Zapomniał, że życie to nie film? Aktor zabił kolegę mieczem

32

W prawdziwym życiu nie udało mu się zostać superbohaterem. Były Power Ranger usłyszał zarzuty.

Ricardo Medina
Ricardo Medina (East News, ADMEDIA/SIPA)

*W 2002 roku Ricardo Medina wystąpił w "Power Rangers Wild Force". * Wcielił się wtedy w postać czerwonego Rangera, jednego z czwórki kultowych bohaterów, którzy powrócili w dziesiątym sezonie znanego serialu. Jednak prywatnie Medina nie jest szlachetnym wojownikiem. Aktorowi właśnie postawiono zarzut morderstwa.

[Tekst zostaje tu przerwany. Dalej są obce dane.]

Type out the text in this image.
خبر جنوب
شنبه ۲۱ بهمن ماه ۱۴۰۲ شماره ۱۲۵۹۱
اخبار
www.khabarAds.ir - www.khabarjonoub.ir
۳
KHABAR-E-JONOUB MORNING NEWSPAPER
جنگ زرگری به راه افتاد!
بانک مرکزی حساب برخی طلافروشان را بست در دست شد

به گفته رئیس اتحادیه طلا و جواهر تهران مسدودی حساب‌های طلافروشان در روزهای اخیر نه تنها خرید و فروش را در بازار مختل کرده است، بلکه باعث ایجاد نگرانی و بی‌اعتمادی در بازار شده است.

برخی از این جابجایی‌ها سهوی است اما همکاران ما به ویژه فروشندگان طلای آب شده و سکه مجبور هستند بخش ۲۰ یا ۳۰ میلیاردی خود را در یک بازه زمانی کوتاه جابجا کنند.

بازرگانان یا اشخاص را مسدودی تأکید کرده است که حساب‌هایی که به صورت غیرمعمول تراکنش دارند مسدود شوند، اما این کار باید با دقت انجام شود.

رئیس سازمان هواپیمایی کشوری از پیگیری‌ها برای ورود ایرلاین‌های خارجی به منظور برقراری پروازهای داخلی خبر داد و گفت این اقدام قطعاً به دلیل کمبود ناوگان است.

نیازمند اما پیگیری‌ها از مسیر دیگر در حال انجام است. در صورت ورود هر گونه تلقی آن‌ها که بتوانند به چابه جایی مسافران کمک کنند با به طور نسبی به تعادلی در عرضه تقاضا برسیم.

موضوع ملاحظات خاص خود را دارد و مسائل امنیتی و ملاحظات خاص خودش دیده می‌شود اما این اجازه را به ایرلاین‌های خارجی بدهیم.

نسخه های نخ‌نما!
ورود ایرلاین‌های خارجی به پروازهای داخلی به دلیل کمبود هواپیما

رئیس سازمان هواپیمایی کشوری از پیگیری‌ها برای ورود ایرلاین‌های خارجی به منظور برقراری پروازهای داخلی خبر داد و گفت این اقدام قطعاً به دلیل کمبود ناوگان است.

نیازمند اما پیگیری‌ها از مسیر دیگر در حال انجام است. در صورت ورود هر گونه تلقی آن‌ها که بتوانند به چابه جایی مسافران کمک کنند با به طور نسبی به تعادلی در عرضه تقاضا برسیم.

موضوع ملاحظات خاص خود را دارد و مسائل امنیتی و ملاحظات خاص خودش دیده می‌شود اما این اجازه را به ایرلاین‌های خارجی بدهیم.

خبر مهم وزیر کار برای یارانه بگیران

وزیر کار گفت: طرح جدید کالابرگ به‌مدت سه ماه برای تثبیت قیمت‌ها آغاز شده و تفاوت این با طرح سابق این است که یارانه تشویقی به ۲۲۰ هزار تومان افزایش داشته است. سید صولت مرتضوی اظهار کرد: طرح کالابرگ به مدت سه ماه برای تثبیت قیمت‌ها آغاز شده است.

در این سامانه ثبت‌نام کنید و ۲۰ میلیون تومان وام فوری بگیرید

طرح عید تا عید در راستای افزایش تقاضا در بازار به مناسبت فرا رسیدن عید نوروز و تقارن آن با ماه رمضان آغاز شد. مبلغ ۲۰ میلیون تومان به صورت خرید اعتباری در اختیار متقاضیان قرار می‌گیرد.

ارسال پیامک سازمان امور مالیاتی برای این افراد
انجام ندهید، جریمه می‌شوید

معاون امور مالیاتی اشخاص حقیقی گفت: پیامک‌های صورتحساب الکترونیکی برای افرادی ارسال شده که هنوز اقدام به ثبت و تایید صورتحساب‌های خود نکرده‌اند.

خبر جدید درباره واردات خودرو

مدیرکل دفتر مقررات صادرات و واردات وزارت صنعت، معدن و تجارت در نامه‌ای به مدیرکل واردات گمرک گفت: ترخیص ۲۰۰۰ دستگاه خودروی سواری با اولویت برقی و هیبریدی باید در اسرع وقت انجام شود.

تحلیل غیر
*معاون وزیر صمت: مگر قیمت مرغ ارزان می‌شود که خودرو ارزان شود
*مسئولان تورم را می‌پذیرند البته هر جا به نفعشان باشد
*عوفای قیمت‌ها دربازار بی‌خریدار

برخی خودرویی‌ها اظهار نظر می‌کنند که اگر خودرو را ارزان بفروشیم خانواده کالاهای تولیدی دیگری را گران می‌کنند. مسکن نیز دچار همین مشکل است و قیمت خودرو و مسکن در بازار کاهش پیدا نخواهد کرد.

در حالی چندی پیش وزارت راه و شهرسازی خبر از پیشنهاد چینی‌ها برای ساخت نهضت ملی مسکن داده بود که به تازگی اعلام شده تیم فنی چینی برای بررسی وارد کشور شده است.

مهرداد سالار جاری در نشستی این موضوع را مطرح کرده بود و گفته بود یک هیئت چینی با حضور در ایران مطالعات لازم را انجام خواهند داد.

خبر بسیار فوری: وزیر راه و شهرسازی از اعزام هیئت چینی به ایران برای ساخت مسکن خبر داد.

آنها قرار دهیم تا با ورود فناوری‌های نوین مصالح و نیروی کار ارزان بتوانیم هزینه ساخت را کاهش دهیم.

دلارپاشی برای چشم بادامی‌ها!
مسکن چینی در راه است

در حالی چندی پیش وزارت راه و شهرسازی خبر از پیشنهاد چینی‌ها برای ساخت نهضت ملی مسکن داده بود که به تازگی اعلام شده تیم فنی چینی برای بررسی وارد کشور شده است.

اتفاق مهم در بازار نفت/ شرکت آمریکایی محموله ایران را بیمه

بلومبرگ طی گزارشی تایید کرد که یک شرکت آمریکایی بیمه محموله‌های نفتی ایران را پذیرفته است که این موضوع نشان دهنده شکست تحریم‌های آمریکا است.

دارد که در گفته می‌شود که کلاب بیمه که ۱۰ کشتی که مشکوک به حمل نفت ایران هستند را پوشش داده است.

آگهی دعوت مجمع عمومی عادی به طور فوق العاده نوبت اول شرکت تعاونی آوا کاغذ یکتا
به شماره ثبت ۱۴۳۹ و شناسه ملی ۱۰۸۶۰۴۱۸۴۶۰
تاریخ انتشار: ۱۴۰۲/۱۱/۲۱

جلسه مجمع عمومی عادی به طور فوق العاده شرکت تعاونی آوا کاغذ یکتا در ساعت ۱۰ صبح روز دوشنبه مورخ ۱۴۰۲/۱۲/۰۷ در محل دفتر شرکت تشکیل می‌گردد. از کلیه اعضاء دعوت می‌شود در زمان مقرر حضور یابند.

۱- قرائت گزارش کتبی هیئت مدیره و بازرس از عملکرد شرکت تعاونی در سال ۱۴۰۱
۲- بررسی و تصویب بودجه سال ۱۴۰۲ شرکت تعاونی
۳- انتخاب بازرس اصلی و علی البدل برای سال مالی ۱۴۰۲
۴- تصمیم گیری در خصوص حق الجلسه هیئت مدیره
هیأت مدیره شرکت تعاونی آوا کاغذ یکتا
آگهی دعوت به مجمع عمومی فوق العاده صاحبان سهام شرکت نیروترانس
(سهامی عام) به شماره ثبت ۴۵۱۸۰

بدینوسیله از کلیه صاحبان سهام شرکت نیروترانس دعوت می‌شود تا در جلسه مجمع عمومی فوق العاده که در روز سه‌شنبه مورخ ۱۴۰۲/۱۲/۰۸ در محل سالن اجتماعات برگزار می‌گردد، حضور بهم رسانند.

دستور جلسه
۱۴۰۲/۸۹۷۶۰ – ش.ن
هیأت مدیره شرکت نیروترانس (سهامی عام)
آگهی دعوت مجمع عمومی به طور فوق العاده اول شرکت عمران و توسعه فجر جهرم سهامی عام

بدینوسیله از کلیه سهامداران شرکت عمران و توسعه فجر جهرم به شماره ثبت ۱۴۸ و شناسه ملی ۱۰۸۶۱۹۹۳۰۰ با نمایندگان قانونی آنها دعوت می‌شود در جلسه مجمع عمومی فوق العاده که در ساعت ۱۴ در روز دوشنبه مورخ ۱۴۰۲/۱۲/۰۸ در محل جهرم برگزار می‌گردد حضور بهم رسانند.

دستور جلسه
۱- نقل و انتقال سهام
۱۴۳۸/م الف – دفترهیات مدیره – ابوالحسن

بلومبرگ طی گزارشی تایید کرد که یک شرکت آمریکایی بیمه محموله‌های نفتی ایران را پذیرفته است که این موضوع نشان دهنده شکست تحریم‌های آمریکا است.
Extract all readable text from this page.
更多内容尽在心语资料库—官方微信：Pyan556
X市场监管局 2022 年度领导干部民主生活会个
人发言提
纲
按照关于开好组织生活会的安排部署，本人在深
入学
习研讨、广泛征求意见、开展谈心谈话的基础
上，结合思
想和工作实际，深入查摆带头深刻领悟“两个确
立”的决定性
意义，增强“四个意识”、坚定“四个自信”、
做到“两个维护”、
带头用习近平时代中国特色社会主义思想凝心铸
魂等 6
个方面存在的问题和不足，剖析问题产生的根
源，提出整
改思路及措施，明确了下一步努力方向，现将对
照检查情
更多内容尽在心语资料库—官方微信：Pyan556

36-letni gwiazdor miał zabić swojego współlokatora. Josh Sutter zmarł w wyniku ciosów zadanych mu przez Medinę za pomocą... miecza. Do zbrodni doszło w położonych w Los Angeles domu, wspólnie wynajmowanym przez mężczyzn. Sutter i Medina mieli pokłócić się o dziewczynę aktora. Do zdarzenia doszło w 2015 roku, jednak były Power Ranger przez długi czas utrzymywał, że działał w akcie samoobrony.

Teraz policja w Los Angeles uznała, że jest to mało prawdopodobna wersja. Ricardo Medina będzie sądzony za morderstwo i może otrzymać wyrok dożywotniego więzienia. By wyjść z aresztu na czas śledztwa, aktor będzie musiał wpłacić kaucję w wysokości miliona dolarów.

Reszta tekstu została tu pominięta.